Чтобы отвлечься, он стал думать, как же ловко должно было действовать ЦРУ, чтобы всего за несколько лет взять и подсадить всех на интернет. По телевизору вовсю говорили об этом, так что получалось, что у ЦРУ везде в России были пособники и приспешники. Прикольно! Мать всегда говорила, что от этого интернета одна похабщина, но Герке почему-то было неприятно думать об этом, хотя вслух свое мнение он выражать не рисковал. Компа своего у него не было, он ходил в районную библиотеку и, надо сказать, проводил там немало времени за изучением всякого разного, блогов и сайтов. А теперь на душе у него было гнусно, и все. Наверное, и впрямь, интернет – зараза. 
У него было такое свойство: раз и накатит чудная муть – так что даже Учитель и все Геркины подвиги на поприще изучения хрономиражей становились вдруг легковесными и плоскими, как картонка. За них нельзя было зацепиться, и в животе что-то стыло, как будто там кого-то похоронили.

Возбужденный Петр Самойлович в который раз уже объяснял ему про хрономиражи в лесу: «Ну, вот видишь ли, сейчас настроимся, поймаем момент… Тут главное понять: может, на том месте, где мы сейчас сидим, проходила дорога, ну, то есть, припасы подвозили или раненых забирали, понял? Здесь вообще узкий коридор был, вроде как просека, тут с земли и с воздуха расстреливали. Вот оно все и высветится, как есть… Ясно тебе? Вот это будет снимок, понял?» 
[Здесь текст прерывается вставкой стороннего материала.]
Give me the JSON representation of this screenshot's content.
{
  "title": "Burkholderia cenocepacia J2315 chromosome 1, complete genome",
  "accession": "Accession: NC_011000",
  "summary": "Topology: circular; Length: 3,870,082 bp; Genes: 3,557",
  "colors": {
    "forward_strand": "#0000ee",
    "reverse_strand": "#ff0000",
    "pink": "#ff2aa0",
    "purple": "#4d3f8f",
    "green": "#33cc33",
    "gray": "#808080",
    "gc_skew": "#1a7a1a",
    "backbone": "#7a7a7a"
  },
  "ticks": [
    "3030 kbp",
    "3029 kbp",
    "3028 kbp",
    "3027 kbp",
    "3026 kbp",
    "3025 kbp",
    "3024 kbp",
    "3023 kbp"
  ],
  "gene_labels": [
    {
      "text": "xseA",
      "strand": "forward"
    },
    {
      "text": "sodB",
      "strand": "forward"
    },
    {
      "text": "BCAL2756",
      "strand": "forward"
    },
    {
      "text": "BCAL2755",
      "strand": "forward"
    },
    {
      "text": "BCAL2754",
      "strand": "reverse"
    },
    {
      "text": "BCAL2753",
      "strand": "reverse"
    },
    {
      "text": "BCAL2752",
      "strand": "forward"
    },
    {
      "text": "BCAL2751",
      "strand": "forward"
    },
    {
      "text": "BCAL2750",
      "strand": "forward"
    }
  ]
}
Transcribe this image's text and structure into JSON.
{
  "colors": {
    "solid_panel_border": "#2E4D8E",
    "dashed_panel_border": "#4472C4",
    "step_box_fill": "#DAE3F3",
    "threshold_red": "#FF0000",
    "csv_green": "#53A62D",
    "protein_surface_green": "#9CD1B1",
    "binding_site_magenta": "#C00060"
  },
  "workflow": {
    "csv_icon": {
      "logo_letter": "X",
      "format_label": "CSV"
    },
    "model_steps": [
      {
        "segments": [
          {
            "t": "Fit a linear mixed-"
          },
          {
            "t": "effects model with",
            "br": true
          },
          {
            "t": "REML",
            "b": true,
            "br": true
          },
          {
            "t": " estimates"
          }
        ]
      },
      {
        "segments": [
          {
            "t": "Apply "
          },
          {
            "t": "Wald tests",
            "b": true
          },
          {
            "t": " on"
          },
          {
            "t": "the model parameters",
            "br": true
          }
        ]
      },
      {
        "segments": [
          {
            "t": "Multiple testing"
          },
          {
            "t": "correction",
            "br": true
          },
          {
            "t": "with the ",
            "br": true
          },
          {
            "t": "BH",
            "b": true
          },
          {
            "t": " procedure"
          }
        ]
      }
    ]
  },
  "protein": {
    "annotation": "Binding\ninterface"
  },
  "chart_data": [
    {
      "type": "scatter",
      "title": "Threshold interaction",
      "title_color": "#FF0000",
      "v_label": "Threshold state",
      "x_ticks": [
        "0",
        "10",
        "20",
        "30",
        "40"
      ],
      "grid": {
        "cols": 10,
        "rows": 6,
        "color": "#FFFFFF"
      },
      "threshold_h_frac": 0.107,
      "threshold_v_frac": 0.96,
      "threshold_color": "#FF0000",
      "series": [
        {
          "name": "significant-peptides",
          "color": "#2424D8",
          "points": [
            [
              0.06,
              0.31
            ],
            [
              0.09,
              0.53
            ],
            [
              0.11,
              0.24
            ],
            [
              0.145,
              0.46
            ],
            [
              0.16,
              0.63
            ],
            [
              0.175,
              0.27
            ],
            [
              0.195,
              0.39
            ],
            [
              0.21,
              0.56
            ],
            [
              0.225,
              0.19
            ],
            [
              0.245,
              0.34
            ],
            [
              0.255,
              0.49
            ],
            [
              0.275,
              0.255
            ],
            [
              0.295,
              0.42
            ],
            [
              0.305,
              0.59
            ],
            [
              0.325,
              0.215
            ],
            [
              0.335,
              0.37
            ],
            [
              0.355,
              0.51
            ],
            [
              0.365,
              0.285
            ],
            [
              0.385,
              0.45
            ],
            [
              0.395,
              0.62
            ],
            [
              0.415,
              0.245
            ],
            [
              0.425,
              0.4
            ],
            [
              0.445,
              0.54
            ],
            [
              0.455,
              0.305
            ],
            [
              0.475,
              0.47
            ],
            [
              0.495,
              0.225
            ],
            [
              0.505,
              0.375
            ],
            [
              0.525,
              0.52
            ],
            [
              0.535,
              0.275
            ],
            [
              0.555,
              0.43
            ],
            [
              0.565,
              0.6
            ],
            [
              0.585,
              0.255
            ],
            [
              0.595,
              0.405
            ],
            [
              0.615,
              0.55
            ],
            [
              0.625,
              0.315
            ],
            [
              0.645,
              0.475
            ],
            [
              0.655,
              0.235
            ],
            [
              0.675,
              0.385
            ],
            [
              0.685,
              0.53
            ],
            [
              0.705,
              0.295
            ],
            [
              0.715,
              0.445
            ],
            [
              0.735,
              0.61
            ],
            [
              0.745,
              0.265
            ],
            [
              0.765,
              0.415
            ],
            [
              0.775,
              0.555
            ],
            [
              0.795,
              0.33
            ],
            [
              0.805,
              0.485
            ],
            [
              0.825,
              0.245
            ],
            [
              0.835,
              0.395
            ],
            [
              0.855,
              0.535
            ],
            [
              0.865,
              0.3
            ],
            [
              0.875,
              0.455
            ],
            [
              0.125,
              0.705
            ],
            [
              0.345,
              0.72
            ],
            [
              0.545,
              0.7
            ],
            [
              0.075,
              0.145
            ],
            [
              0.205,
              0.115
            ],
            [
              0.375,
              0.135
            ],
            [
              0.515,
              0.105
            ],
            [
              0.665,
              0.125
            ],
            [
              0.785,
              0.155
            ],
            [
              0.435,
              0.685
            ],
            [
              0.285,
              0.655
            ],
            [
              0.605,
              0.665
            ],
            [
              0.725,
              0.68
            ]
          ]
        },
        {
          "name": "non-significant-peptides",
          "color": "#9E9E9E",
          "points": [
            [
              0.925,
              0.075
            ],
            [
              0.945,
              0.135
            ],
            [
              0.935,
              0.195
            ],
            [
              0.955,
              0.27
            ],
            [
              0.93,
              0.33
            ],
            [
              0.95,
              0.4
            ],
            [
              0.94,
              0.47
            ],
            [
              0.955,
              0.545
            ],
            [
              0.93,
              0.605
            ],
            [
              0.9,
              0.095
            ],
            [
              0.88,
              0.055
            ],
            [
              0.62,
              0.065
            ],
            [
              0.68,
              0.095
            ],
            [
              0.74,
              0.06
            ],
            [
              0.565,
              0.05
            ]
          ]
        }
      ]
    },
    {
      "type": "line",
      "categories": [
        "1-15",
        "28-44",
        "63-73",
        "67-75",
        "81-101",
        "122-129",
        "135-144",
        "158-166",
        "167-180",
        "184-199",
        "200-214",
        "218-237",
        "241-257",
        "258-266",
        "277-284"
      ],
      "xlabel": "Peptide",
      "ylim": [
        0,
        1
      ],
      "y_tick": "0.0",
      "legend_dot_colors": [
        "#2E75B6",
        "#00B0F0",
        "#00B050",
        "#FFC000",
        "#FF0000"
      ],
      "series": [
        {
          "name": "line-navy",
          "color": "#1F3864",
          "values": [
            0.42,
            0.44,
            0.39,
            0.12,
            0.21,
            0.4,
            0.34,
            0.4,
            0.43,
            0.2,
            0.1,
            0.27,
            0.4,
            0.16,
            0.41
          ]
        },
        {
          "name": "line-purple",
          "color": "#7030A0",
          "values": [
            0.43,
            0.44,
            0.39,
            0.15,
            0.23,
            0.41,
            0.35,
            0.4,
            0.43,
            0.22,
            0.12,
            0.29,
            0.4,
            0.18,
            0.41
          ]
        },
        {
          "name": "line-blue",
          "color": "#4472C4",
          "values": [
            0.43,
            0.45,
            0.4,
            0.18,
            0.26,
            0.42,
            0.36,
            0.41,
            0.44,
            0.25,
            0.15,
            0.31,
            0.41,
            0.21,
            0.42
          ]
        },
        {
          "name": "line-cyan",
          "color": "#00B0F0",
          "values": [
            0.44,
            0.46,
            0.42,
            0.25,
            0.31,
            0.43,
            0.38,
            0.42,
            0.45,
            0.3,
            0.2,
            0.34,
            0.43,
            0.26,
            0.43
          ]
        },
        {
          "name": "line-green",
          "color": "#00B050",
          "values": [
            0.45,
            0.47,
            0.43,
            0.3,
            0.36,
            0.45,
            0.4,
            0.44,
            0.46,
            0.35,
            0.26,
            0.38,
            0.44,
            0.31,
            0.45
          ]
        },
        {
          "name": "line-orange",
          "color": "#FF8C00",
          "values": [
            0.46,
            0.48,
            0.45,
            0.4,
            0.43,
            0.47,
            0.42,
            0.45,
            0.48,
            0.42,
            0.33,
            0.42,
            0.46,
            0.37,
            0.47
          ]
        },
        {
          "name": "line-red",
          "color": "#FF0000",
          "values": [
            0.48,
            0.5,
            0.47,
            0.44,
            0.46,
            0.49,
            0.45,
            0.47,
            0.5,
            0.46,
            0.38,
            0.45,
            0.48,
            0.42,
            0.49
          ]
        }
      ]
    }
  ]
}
Но Герка не воодушевлялся. Наверное, дело было еще и в том, что раньше они всегда выезжали на охоту за хрономиражами всем ядром группы: а это, ни много, ни мало, пятнадцать (а иногда и двадцать) человек. И места были все больше  нестрашные: речка там, холмы, следы пришельцев, а на Соловки когда ездили, то его, Герку, не взяли: он тогда только влился в группу и ему не доверяли как маленькому. 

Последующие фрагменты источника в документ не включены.